Sarrazin als Mr. Bean und das Oktoberfest

Eigentlich wollte ich nicht mehr auf Sarrazin herumreiten. Allerdings muss ich diesen Artikel aus der Jungen Welt von Klaus Bittermann trotzdem noch einmal hier veröffentlichen.


Wenn alle nicken

Der deutsche Mr. Bean und die Migranten. Weitere Bemerkungen zu Thilo Sarrazin

Arbeitet unermüdlich an der Steigerung der Fertilitäts
Thilo Sarrazin ist ein lustiger Mann, er sieht lustig aus und sagt lustige Dinge. Dabei wirkt er immer ein wenig tapsig, unbeholfen und linkisch, eine Art deutscher Mr. Bean, und mit seiner Faschingsmaske, die er nie abnimmt, mit dem komischen Bürstenschnurrbart und dem komischen Brillengestell, hat er alles, was er für seine Büttenreden braucht, aber vor allem ist er ein gutes Beispiel dafür, wie weltoffen und lustig es in Deutschland immer noch zugeht, obwohl die Weltmeisterschaft in dem seit neuestem »Schland« genannten Land schon vier Jahre zurückliegt.

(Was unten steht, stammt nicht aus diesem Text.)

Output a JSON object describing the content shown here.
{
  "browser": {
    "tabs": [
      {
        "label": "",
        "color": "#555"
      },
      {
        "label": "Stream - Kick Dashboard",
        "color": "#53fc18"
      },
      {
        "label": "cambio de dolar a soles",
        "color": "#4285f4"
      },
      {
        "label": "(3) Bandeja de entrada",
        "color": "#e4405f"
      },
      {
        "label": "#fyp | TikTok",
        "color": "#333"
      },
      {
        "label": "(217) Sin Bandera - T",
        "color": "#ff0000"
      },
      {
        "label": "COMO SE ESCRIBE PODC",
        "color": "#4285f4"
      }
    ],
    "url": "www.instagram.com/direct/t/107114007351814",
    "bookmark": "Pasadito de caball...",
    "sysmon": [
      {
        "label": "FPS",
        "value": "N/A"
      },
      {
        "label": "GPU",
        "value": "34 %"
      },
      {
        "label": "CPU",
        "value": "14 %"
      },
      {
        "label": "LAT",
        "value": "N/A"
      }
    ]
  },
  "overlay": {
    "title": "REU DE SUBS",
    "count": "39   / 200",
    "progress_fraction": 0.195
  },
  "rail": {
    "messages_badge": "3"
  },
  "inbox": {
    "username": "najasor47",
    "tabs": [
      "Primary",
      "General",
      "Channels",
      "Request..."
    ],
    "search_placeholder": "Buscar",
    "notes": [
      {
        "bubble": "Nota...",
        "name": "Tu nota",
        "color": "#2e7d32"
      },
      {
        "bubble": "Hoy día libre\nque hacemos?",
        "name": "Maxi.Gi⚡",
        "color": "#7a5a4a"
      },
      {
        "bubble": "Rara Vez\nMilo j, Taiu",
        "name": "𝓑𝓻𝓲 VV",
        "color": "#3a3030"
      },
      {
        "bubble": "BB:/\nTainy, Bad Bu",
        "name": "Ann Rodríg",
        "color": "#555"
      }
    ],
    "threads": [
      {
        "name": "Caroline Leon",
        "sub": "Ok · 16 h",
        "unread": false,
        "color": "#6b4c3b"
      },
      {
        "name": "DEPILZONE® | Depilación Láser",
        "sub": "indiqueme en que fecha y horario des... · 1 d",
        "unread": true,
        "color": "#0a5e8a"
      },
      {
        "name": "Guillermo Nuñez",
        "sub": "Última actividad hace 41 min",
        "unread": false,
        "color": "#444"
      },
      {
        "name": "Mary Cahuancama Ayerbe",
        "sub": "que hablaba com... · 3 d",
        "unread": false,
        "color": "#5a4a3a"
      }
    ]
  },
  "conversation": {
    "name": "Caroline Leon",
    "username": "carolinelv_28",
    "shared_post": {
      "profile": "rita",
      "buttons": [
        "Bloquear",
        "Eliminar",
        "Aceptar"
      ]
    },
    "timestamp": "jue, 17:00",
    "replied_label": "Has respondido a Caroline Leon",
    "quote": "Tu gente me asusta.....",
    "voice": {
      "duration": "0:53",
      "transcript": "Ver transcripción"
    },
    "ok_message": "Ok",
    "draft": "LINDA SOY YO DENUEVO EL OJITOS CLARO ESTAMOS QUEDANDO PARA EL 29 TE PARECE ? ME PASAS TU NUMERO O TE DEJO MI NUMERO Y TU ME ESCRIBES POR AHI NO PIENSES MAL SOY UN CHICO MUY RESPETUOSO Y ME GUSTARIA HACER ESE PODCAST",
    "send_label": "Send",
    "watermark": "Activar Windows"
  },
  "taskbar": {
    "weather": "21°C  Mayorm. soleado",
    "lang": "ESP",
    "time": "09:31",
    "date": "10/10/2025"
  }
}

Er sagt so lustige Sachen wie, daß Intelligenz zu 50 bis 80 Prozent erblich sei. Welche Intelligenz? Sarrazin meint die Intelligenz der Leute, die ihm zustimmen und die daran glauben, daß es sich bei Homosexualität um etwas Perverses handelt. Selbstverständlich ist alles wissenschaftlich belegt, behauptet Sarrazin. Er hat da was bei der Psychologin Elsbeth Stern gelesen, weshalb alles »unbestreitbar« ist. Die lebt in Zürich, hat also nicht mitbekommen, wie lustig Sarrazin ist, und sagt deshalb bierernst: Sarrazin zeigt mit dieser Behauptung, »daß er Grundlegendes über Erblichkeit und Intelligenz nicht verstanden hat«. Sarrazin wäre nicht so lustig, wenn er sich davon beeindrucken ließe und so antwortet er, daß er es trotzdem gelesen hätte und es deshalb »unbestreitbar« sei. Im übrigen hätte auch Henryk Broder ihm »Unterlagen« gegeben, in denen seine Thesen bestätigt werden, daß »alle Juden ein bestimmtes Gen teilen«, aber die hat er noch nicht lesen können, weil er gerade so viel zu tun hat. Später, als sich alle aufregen über das »unstrittige« Judengen, sagt Sarrazin, daß er auch irgendeine andere Volksgruppe hätte nehmen können, dann hätte sich niemand aufgeregt. Das mit dem Judengen würde er dann halt zurücknehmen, sonst aber nichts. Zur Untermauerung seiner Thesen hantiert Sarrazin gern mit Statistiken, weil die der Superlativ von Lügen sind und weil sich aus der Welt der Statistik stundenlang lustige Dinge erzählen lassen, wie z.B. daß »die enorme Fruchtbarkeit der muslimischen Migranten eine Bedrohung für das kulturelle und zivilisatorische Gleichgewicht im alternden Europa darstellt.« Kein Wunder bei einer »Fertilitätsrate von 1,4«.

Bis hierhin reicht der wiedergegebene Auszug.